Neither me nor DH are qualified in maintenance either (his degrees are in physics, mine in mathematical economics), but that doesn’t stop us dealing with plumbing, electrics, leaks, and all sorts of other repairs.

😂😂😂

Asdson2022 · 25/08/2022 07:39

@Ilovepugs2017

Unfortunately i think you have little choice as they have formally offered a house.

Wish you all the best

absolutelyanythingwilldo · 25/08/2022 07:41

Paintlayer · 25/08/2022 07:10

Difficult times call for difficult measures.

Catch hold of yourself and understand that you not working and your partner only working part time is the real reason you don’t have much choice.

There are loads of retail / care / hospitality jobs available at the moment - get working, get your partner working full time. This will buy you the luxury of choice of where to live.

Im sure there’s plenty of us who suffer some form of anxiety but still get up every day and just get on with it because we have to. To keep a roof over our head and be an example to our children.

sorry but this smacks of laziness and playing the system to get as much as possible handed on a plate. And you’re still not happy with what you are being offered.
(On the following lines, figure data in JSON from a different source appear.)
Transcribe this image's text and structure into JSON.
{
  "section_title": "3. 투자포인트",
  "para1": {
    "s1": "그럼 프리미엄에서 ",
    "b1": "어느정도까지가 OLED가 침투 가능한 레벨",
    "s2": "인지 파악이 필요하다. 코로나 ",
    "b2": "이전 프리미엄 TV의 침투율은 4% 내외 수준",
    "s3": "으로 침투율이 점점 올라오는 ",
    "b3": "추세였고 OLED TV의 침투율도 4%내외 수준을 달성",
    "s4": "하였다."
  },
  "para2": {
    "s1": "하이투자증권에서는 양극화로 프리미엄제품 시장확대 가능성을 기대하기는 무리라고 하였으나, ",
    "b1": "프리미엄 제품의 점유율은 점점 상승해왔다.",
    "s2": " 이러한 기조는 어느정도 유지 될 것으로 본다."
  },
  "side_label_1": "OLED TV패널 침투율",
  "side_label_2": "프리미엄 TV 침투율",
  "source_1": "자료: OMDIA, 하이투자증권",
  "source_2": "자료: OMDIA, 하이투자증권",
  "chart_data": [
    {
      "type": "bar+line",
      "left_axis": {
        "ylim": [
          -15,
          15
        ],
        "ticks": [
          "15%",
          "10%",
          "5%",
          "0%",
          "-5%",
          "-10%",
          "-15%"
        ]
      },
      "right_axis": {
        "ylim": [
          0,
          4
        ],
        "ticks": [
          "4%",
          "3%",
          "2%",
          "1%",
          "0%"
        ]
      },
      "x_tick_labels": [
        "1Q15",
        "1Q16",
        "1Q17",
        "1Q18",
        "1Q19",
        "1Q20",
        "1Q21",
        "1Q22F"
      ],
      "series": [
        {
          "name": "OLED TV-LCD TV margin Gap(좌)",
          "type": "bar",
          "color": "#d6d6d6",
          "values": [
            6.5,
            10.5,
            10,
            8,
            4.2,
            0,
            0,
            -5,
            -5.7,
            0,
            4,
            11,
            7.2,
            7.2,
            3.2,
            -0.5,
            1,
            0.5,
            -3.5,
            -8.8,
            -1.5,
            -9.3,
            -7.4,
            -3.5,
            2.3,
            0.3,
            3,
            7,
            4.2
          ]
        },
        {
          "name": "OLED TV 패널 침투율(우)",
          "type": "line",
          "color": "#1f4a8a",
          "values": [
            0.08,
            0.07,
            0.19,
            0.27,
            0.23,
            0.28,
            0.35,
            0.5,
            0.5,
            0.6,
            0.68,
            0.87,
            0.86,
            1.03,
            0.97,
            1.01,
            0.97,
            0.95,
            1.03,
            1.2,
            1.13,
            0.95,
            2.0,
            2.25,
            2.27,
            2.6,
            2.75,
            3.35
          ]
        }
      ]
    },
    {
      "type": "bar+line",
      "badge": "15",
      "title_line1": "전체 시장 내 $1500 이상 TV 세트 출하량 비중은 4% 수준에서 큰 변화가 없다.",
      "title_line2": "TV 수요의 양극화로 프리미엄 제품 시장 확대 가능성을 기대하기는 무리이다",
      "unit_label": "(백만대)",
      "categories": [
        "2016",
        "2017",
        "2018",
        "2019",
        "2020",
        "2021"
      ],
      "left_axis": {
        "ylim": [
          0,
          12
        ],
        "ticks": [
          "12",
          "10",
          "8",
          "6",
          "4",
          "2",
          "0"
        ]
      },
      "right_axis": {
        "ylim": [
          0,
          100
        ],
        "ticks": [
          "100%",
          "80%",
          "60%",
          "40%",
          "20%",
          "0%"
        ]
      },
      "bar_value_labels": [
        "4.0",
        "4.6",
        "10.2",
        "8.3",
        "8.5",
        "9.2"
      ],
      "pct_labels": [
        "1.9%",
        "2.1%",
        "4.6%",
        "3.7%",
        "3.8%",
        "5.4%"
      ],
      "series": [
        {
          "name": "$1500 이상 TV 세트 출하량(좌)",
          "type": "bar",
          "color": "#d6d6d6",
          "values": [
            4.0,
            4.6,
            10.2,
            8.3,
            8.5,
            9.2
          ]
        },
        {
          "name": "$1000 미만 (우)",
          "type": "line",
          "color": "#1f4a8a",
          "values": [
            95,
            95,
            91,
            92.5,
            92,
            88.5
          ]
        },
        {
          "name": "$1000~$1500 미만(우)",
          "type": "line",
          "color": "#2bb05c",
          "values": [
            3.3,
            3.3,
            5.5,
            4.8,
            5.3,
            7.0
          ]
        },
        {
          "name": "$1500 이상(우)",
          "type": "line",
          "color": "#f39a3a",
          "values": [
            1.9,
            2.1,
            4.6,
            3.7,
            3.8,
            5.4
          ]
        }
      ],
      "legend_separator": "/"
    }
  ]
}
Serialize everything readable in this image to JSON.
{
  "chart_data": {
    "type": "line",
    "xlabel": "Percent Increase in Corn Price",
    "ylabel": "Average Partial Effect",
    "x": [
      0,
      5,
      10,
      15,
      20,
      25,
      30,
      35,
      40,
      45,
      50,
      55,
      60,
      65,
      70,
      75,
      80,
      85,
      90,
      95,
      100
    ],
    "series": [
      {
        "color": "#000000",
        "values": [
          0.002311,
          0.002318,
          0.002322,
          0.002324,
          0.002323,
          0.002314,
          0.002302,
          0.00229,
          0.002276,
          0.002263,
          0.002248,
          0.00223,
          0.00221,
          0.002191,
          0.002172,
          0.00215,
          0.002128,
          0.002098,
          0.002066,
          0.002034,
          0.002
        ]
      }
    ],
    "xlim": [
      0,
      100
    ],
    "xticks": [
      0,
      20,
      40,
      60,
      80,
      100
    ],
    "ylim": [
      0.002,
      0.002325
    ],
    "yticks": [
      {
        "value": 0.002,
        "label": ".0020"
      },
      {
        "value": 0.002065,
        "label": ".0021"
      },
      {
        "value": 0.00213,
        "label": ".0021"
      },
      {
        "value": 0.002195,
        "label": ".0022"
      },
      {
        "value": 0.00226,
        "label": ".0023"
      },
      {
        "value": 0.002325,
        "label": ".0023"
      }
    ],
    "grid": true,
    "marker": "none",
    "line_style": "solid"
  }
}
Shame on you.

👏this is the brutal truth you need to hear OP. I hope you act on it

SteakExpectations · 25/08/2022 07:43

I haven’t RTHT so sorry if this has already been said, but with my housing association, once you’ve lived in the property for a year and become a “secure tenant”, you’re able to house swap. I wonder whether this could be a compromise for you perhaps, that if you aren’t able to convince the council to let you retract the bid and get out of the offer, that you can swap to another property in a year?

I’m also almost certain that you’re allowed to decline one offer but that’s the limit - might be worth clarifying with whoever you’re speaking to’s manager?